A little more than a month away from her one-year anniversary of being named Program Coordinator-Uganda for CARITAS For Children’s child sponsorship program, I caught up with Sr. Carolyne Balikuddembe, Little Sisters of St. Francis of Assisi (LSOSF).
“Was there a moment in time when you decided, or felt a calling, to become a sister?”
“I remember very well when I was in Primary Three, we had a sister who taught us Catechism,” Sr. Carolyne says. “She was such a loving and caring sister who used to give us fruits, like ripe bananas, oranges, and mangoes, whenever we went to help the sisters. She was such an open sister who could share her life experiences with us. Through her sharing and words of wisdom, I was fully touched and had the desire to be like her.”
Sr. Carolyne is small in stature, with a warm, welcoming face. The impression her Catechism teacher, that particular sister, made on Sr. Carolyne during her time in Primary Three is clearly evident – her legacy continues in the way Sr. Carolyne seeks to serve and love every child with whom she works.
“Seeing all these sisters, their love, care, and generosity, contributed a lot to my desire of becoming a sister, and so by the grace of God and people of good will, I became a sister,” recalls Sr. Carolyne.
“Why did you choose to become a Little Sister of Saint Francis of Assisi?”
I’m especially curious about this choice—not just to serve, but to live in poverty and give completely to the poor. Though the example of Saint Francis has been followed since before his death in 1226, the path has become no less difficult.
Sr. Carolyne cites the story of Saint Francis as her inspiration, as it is for many.
Born sometime late in 1181 or early in 1182 to a prosperous cloth merchant; it is said that his father paid for knighthood and Francis rode off to war, only to be captured and waste away in prison.
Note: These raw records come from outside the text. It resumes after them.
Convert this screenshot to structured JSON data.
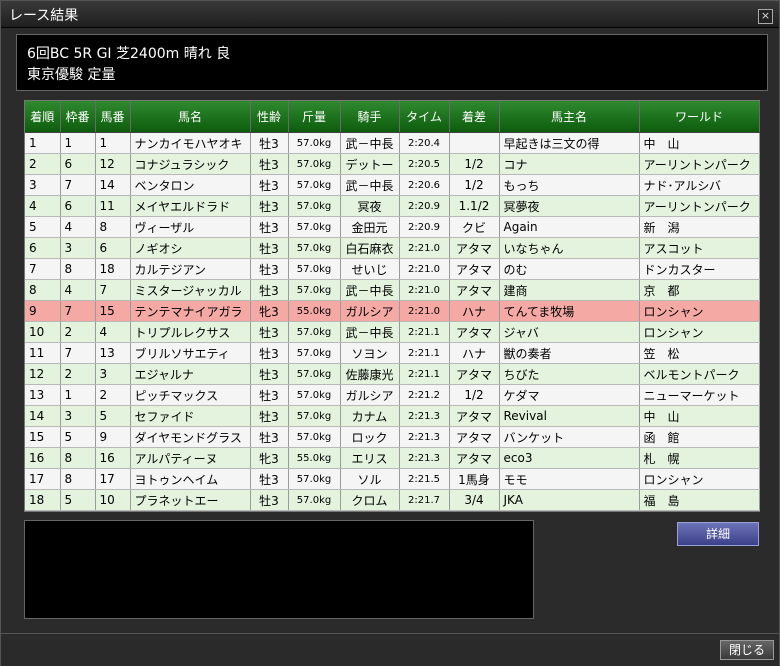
{
  "window": {
    "title": "レース結果",
    "close_glyph": "×"
  },
  "race": {
    "line1": "6回BC 5R GⅠ 芝2400m 晴れ 良",
    "line2": "東京優駿 定量"
  },
  "table": {
    "headers": [
      "着順",
      "枠番",
      "馬番",
      "馬名",
      "性齢",
      "斤量",
      "騎手",
      "タイム",
      "着差",
      "馬主名",
      "ワールド"
    ],
    "rows": [
      [
        "1",
        "1",
        "1",
        "ナンカイモハヤオキ",
        "牡3",
        "57.0kg",
        "武－中長",
        "2:20.4",
        "",
        "早起きは三文の得",
        "中　山"
      ],
      [
        "2",
        "6",
        "12",
        "コナジュラシック",
        "牡3",
        "57.0kg",
        "デットー",
        "2:20.5",
        "1/2",
        "コナ",
        "アーリントンパーク"
      ],
      [
        "3",
        "7",
        "14",
        "ベンタロン",
        "牡3",
        "57.0kg",
        "武－中長",
        "2:20.6",
        "1/2",
        "もっち",
        "ナド･アルシバ"
      ],
      [
        "4",
        "6",
        "11",
        "メイヤエルドラド",
        "牡3",
        "57.0kg",
        "冥夜",
        "2:20.9",
        "1.1/2",
        "冥夢夜",
        "アーリントンパーク"
      ],
      [
        "5",
        "4",
        "8",
        "ヴィーザル",
        "牡3",
        "57.0kg",
        "金田元",
        "2:20.9",
        "クビ",
        "Again",
        "新　潟"
      ],
      [
        "6",
        "3",
        "6",
        "ノギオシ",
        "牡3",
        "57.0kg",
        "白石麻衣",
        "2:21.0",
        "アタマ",
        "いなちゃん",
        "アスコット"
      ],
      [
        "7",
        "8",
        "18",
        "カルテジアン",
        "牡3",
        "57.0kg",
        "せいじ",
        "2:21.0",
        "アタマ",
        "のむ",
        "ドンカスター"
      ],
      [
        "8",
        "4",
        "7",
        "ミスタージャッカル",
        "牡3",
        "57.0kg",
        "武－中長",
        "2:21.0",
        "アタマ",
        "建商",
        "京　都"
      ],
      [
        "9",
        "7",
        "15",
        "テンテマナイアガラ",
        "牝3",
        "55.0kg",
        "ガルシア",
        "2:21.0",
        "ハナ",
        "てんてま牧場",
        "ロンシャン"
      ],
      [
        "10",
        "2",
        "4",
        "トリプルレクサス",
        "牡3",
        "57.0kg",
        "武－中長",
        "2:21.1",
        "アタマ",
        "ジャバ",
        "ロンシャン"
      ],
      [
        "11",
        "7",
        "13",
        "ブリルソサエティ",
        "牡3",
        "57.0kg",
        "ソヨン",
        "2:21.1",
        "ハナ",
        "獣の奏者",
        "笠　松"
      ],
      [
        "12",
        "2",
        "3",
        "エジャルナ",
        "牡3",
        "57.0kg",
        "佐藤康光",
        "2:21.1",
        "アタマ",
        "ちびた",
        "ベルモントパーク"
      ],
      [
        "13",
        "1",
        "2",
        "ピッチマックス",
        "牡3",
        "57.0kg",
        "ガルシア",
        "2:21.2",
        "1/2",
        "ケダマ",
        "ニューマーケット"
      ],
      [
        "14",
        "3",
        "5",
        "セファイド",
        "牡3",
        "57.0kg",
        "カナム",
        "2:21.3",
        "アタマ",
        "Revival",
        "中　山"
      ],
      [
        "15",
        "5",
        "9",
        "ダイヤモンドグラス",
        "牡3",
        "57.0kg",
        "ロック",
        "2:21.3",
        "アタマ",
        "バンケット",
        "函　館"
      ],
      [
        "16",
        "8",
        "16",
        "アルパティーヌ",
        "牝3",
        "55.0kg",
        "エリス",
        "2:21.3",
        "アタマ",
        "eco3",
        "札　幌"
      ],
      [
        "17",
        "8",
        "17",
        "ヨトゥンヘイム",
        "牡3",
        "57.0kg",
        "ソル",
        "2:21.5",
        "1馬身",
        "モモ",
        "ロンシャン"
      ],
      [
        "18",
        "5",
        "10",
        "プラネットエー",
        "牡3",
        "57.0kg",
        "クロム",
        "2:21.7",
        "3/4",
        "JKA",
        "福　島"
      ]
    ],
    "highlight_row": 8
  },
  "buttons": {
    "detail": "詳細",
    "close": "閉じる"
  },
  "colors": {
    "header_green": "#0d5c0d",
    "row_green": "#e3f3de",
    "row_white": "#f5f5f5",
    "highlight": "#f4a9a4"
  }
}
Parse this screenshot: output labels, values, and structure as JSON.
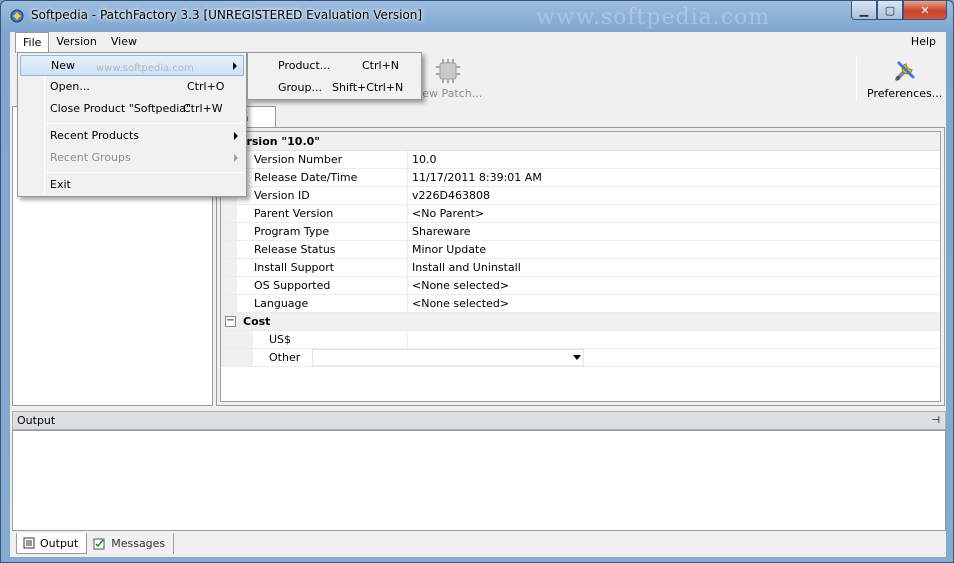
{
  "window": {
    "title": "Softpedia  -  PatchFactory 3.3  [UNREGISTERED Evaluation Version]",
    "watermark": "www.softpedia.com",
    "minimize": "▁",
    "maximize": "▢",
    "close": "✕"
  },
  "menubar": {
    "file": "File",
    "version": "Version",
    "view": "View",
    "help": "Help"
  },
  "toolbar": {
    "new_patch": "New Patch...",
    "preferences": "Preferences..."
  },
  "editor": {
    "tab_label": "edia",
    "group_header": "ersion \"10.0\"",
    "properties": [
      {
        "name": "Version Number",
        "value": "10.0"
      },
      {
        "name": "Release Date/Time",
        "value": "11/17/2011 8:39:01 AM"
      },
      {
        "name": "Version ID",
        "value": "v226D463808"
      },
      {
        "name": "Parent Version",
        "value": "<No Parent>"
      },
      {
        "name": "Program Type",
        "value": "Shareware"
      },
      {
        "name": "Release Status",
        "value": "Minor Update"
      },
      {
        "name": "Install Support",
        "value": "Install and Uninstall"
      },
      {
        "name": "OS Supported",
        "value": "<None selected>"
      },
      {
        "name": "Language",
        "value": "<None selected>"
      }
    ],
    "cost": {
      "label": "Cost",
      "toggle": "−",
      "usd": "US$",
      "other": "Other"
    }
  },
  "output": {
    "title": "Output",
    "pin": "⊣"
  },
  "bottom_tabs": {
    "output": "Output",
    "messages": "Messages"
  },
  "file_menu": {
    "new": "New",
    "open": "Open...",
    "open_shortcut": "Ctrl+O",
    "close_product": "Close Product \"Softpedia\"",
    "close_shortcut": "Ctrl+W",
    "recent_products": "Recent Products",
    "recent_groups": "Recent Groups",
    "exit": "Exit",
    "watermark": "www.softpedia.com"
  },
  "new_submenu": {
    "product": "Product...",
    "product_shortcut": "Ctrl+N",
    "group": "Group...",
    "group_shortcut": "Shift+Ctrl+N"
  }
}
When he returned, Francis was a changed man.
It was Francis who rebuilt with his own hands the chapel of San Damiano outside of Assisi, and founded the Franciscan order. His followers dressed in rags and went out to beg, enduring harsh weather and mockery, dedicating their lives to service of the poor and respect for creation. Before his death in 1226, Francis received the stigmata, holy wounds to his hands and feet as if they had been pierced by nails on the cross, just as Jesus suffered. Only two years after he died, he was canonized, and his legacy lives on.
“I too felt the desire to follow Christ more closely and to be entirely dedicated to his service as a Franciscan and to live a life of sharing,” Sr. Carolyne says of her calling to religious life.
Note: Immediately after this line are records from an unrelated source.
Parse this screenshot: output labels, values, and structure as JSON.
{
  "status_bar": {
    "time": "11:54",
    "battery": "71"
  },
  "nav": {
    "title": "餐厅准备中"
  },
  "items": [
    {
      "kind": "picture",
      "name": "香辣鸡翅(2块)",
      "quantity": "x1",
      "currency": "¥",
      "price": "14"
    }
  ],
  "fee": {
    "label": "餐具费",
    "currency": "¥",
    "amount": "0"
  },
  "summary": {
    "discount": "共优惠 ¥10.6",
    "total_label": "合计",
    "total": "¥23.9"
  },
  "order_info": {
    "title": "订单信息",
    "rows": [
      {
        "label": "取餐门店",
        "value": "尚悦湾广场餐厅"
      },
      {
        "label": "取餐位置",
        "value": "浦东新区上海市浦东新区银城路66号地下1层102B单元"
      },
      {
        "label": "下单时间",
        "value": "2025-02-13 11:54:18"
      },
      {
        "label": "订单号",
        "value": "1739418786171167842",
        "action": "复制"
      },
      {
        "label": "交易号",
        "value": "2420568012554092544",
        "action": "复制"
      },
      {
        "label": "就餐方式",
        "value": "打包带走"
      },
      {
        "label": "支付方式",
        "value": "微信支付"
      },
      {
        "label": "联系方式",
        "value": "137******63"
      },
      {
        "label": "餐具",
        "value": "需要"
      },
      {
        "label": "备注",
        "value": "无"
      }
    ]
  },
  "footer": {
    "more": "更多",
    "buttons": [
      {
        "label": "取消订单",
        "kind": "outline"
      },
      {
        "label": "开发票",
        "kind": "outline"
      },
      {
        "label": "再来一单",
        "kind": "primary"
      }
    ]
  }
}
“What was the hardest thing you have ever had to do in your ministry as a sister?”
“The most challenging time I have ever experienced in my life was the time I was appointed to take Christ and His ministry to the people East of the Rift Valley in Kenya. It was my first time to leave my home country, [I] had no idea of the language and the food. It was a very hard time because everything was new to me so it was like joining Primary One again.”
“What is your favorite part of working with CARITAS For Children's child sponsorship program?”
Sr. Carolyne’s answer goes back to her roots as a child growing up in the Nkokonjeru area. “My favorite part about working with CARITAS For Children is going deep down in the villages where my people come from and listening to their stories. Oh my God, I enjoy it.”
“Where do you see yourself in five years?”
Her dreams are not of grandeur but of personal growth allowing for better service to others and the opportunity to give back and make a difference. “I see myself as a qualified sister in the area of social work with all the skills and techniques of reaching out to people of different classes and age.”